I think you already got it: the class form uses inheritance, whereas the object form uses composition. There isn't more to it, as far as I can tell...
The soul is dyed the color of its thoughts. Think only on those things that are in line with your principles and can bear the light of day. The content of your character is your choice. Day by day, what you do is who you become. Your integrity is your destiny - it is the light that guides your way. - Heraclitus
Originally posted by Louis Wang: As for the Adapter pattern, the class form is implementing two interfaces; the object form is using composite to delegate.

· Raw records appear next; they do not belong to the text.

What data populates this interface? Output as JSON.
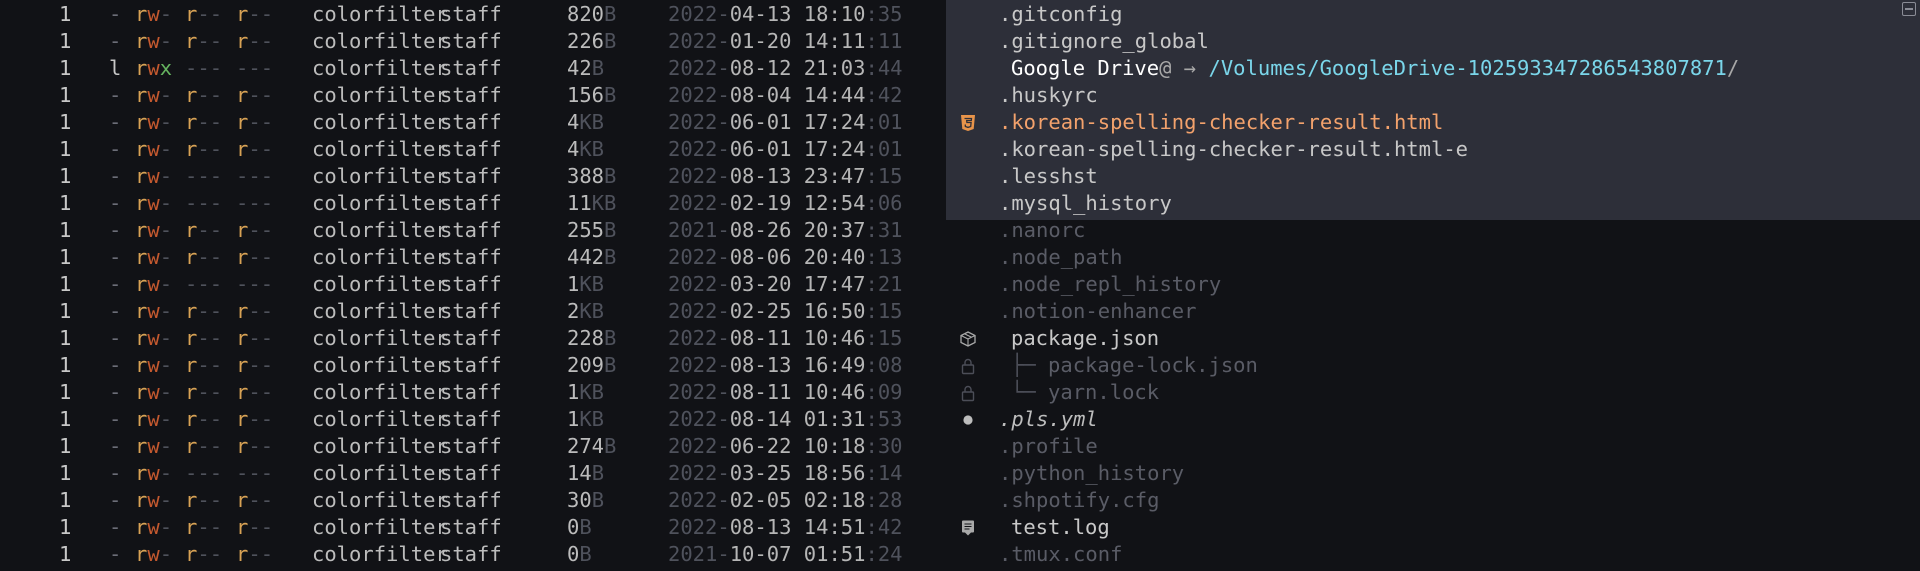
{
  "listing": [
    {
      "links": "1",
      "type": "-",
      "perm": [
        "rw-",
        "r--",
        "r--"
      ],
      "user": "colorfilter",
      "group": "staff",
      "size": "820",
      "unit": "B",
      "date_pre": "2022-",
      "date_main": "04-13 18:10",
      "date_sec": ":35",
      "icon": "none",
      "name": ".gitconfig",
      "style": "plain"
    },
    {
      "links": "1",
      "type": "-",
      "perm": [
        "rw-",
        "r--",
        "r--"
      ],
      "user": "colorfilter",
      "group": "staff",
      "size": "226",
      "unit": "B",
      "date_pre": "2022-",
      "date_main": "01-20 14:11",
      "date_sec": ":11",
      "icon": "none",
      "name": ".gitignore_global",
      "style": "plain"
    },
    {
      "links": "1",
      "type": "l",
      "perm": [
        "rwx",
        "---",
        "---"
      ],
      "user": "colorfilter",
      "group": "staff",
      "size": "42",
      "unit": "B",
      "date_pre": "2022-",
      "date_main": "08-12 21:03",
      "date_sec": ":44",
      "icon": "none",
      "name": "Google Drive",
      "link_mark": "@",
      "arrow": "→",
      "target": "/Volumes/GoogleDrive-102593347286543807871",
      "target_slash": "/",
      "style": "link"
    },
    {
      "links": "1",
      "type": "-",
      "perm": [
        "rw-",
        "r--",
        "r--"
      ],
      "user": "colorfilter",
      "group": "staff",
      "size": "156",
      "unit": "B",
      "date_pre": "2022-",
      "date_main": "08-04 14:44",
      "date_sec": ":42",
      "icon": "none",
      "name": ".huskyrc",
      "style": "plain"
    },
    {
      "links": "1",
      "type": "-",
      "perm": [
        "rw-",
        "r--",
        "r--"
      ],
      "user": "colorfilter",
      "group": "staff",
      "size": "4",
      "unit": "KB",
      "date_pre": "2022-",
      "date_main": "06-01 17:24",
      "date_sec": ":01",
      "icon": "html5-icon",
      "name": ".korean-spelling-checker-result.html",
      "style": "html"
    },
    {
      "links": "1",
      "type": "-",
      "perm": [
        "rw-",
        "r--",
        "r--"
      ],
      "user": "colorfilter",
      "group": "staff",
      "size": "4",
      "unit": "KB",
      "date_pre": "2022-",
      "date_main": "06-01 17:24",
      "date_sec": ":01",
      "icon": "none",
      "name": ".korean-spelling-checker-result.html-e",
      "style": "plain"
    },
    {
      "links": "1",
      "type": "-",
      "perm": [
        "rw-",
        "---",
        "---"
      ],
      "user": "colorfilter",
      "group": "staff",
      "size": "388",
      "unit": "B",
      "date_pre": "2022-",
      "date_main": "08-13 23:47",
      "date_sec": ":15",
      "icon": "none",
      "name": ".lesshst",
      "style": "plain"
    },
    {
      "links": "1",
      "type": "-",
      "perm": [
        "rw-",
        "---",
        "---"
      ],
      "user": "colorfilter",
      "group": "staff",
      "size": "11",
      "unit": "KB",
      "date_pre": "2022-",
      "date_main": "02-19 12:54",
      "date_sec": ":06",
      "icon": "none",
      "name": ".mysql_history",
      "style": "plain"
    },
    {
      "links": "1",
      "type": "-",
      "perm": [
        "rw-",
        "r--",
        "r--"
      ],
      "user": "colorfilter",
      "group": "staff",
      "size": "255",
      "unit": "B",
      "date_pre": "2021-",
      "date_main": "08-26 20:37",
      "date_sec": ":31",
      "icon": "none",
      "name": ".nanorc",
      "style": "dim"
    },
    {
      "links": "1",
      "type": "-",
      "perm": [
        "rw-",
        "r--",
        "r--"
      ],
      "user": "colorfilter",
      "group": "staff",
      "size": "442",
      "unit": "B",
      "date_pre": "2022-",
      "date_main": "08-06 20:40",
      "date_sec": ":13",
      "icon": "none",
      "name": ".node_path",
      "style": "dim"
    },
    {
      "links": "1",
      "type": "-",
      "perm": [
        "rw-",
        "---",
        "---"
      ],
      "user": "colorfilter",
      "group": "staff",
      "size": "1",
      "unit": "KB",
      "date_pre": "2022-",
      "date_main": "03-20 17:47",
      "date_sec": ":21",
      "icon": "none",
      "name": ".node_repl_history",
      "style": "dim"
    },
    {
      "links": "1",
      "type": "-",
      "perm": [
        "rw-",
        "r--",
        "r--"
      ],
      "user": "colorfilter",
      "group": "staff",
      "size": "2",
      "unit": "KB",
      "date_pre": "2022-",
      "date_main": "02-25 16:50",
      "date_sec": ":15",
      "icon": "none",
      "name": ".notion-enhancer",
      "style": "dim"
    },
    {
      "links": "1",
      "type": "-",
      "perm": [
        "rw-",
        "r--",
        "r--"
      ],
      "user": "colorfilter",
      "group": "staff",
      "size": "228",
      "unit": "B",
      "date_pre": "2022-",
      "date_main": "08-11 10:46",
      "date_sec": ":15",
      "icon": "package-icon",
      "name": "package.json",
      "style": "plain"
    },
    {
      "links": "1",
      "type": "-",
      "perm": [
        "rw-",
        "r--",
        "r--"
      ],
      "user": "colorfilter",
      "group": "staff",
      "size": "209",
      "unit": "B",
      "date_pre": "2022-",
      "date_main": "08-13 16:49",
      "date_sec": ":08",
      "icon": "lock-icon",
      "tree": "├─",
      "name": "package-lock.json",
      "style": "tree"
    },
    {
      "links": "1",
      "type": "-",
      "perm": [
        "rw-",
        "r--",
        "r--"
      ],
      "user": "colorfilter",
      "group": "staff",
      "size": "1",
      "unit": "KB",
      "date_pre": "2022-",
      "date_main": "08-11 10:46",
      "date_sec": ":09",
      "icon": "lock-icon",
      "tree": "└─",
      "name": "yarn.lock",
      "style": "tree"
    },
    {
      "links": "1",
      "type": "-",
      "perm": [
        "rw-",
        "r--",
        "r--"
      ],
      "user": "colorfilter",
      "group": "staff",
      "size": "1",
      "unit": "KB",
      "date_pre": "2022-",
      "date_main": "08-14 01:31",
      "date_sec": ":53",
      "icon": "dot-icon",
      "name": ".pls.yml",
      "style": "italic"
    },
    {
      "links": "1",
      "type": "-",
      "perm": [
        "rw-",
        "r--",
        "r--"
      ],
      "user": "colorfilter",
      "group": "staff",
      "size": "274",
      "unit": "B",
      "date_pre": "2022-",
      "date_main": "06-22 10:18",
      "date_sec": ":30",
      "icon": "none",
      "name": ".profile",
      "style": "dim"
    },
    {
      "links": "1",
      "type": "-",
      "perm": [
        "rw-",
        "---",
        "---"
      ],
      "user": "colorfilter",
      "group": "staff",
      "size": "14",
      "unit": "B",
      "date_pre": "2022-",
      "date_main": "03-25 18:56",
      "date_sec": ":14",
      "icon": "none",
      "name": ".python_history",
      "style": "dim"
    },
    {
      "links": "1",
      "type": "-",
      "perm": [
        "rw-",
        "r--",
        "r--"
      ],
      "user": "colorfilter",
      "group": "staff",
      "size": "30",
      "unit": "B",
      "date_pre": "2022-",
      "date_main": "02-05 02:18",
      "date_sec": ":28",
      "icon": "none",
      "name": ".shpotify.cfg",
      "style": "dim"
    },
    {
      "links": "1",
      "type": "-",
      "perm": [
        "rw-",
        "r--",
        "r--"
      ],
      "user": "colorfilter",
      "group": "staff",
      "size": "0",
      "unit": "B",
      "date_pre": "2022-",
      "date_main": "08-13 14:51",
      "date_sec": ":42",
      "icon": "log-icon",
      "name": "test.log",
      "style": "plain"
    },
    {
      "links": "1",
      "type": "-",
      "perm": [
        "rw-",
        "r--",
        "r--"
      ],
      "user": "colorfilter",
      "group": "staff",
      "size": "0",
      "unit": "B",
      "date_pre": "2021-",
      "date_main": "10-07 01:51",
      "date_sec": ":24",
      "icon": "none",
      "name": ".tmux.conf",
      "style": "dim"
    }
  ],
  "colors": {
    "background": "#111216",
    "selection": "#2d2f39",
    "perm_read": "#d8a255",
    "perm_write": "#c4592f",
    "perm_exec": "#65b35f",
    "html_file": "#f3a26c",
    "symlink_target": "#7ad6ea"
  }
}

Some languages (especially when GOF was first published) supported only single inheritance. Without multiple inheritance or interfaces you cannot implement the class form but as long as you have single inheritance you can still implement the object form.
You can sometimes see a variation of the "object form" in Java when a class doesn't implement an interface itself but lets one of it's (anonymous) inner classes do it.
Robert C. Martin's article on the Interface Segregation Principle (pdf) talks about the differences between the object form (separation through delegation) and class form (separation through multiple inheritance) of the Adapter. [ April 19, 2007: Message edited by: Peer Reynders ]
There is another big advantage to the object form: you can use the object form to adapt an object that has already been created. With the class form, you need to be able to control the instanciation of the original object, so that the adapter instance is created.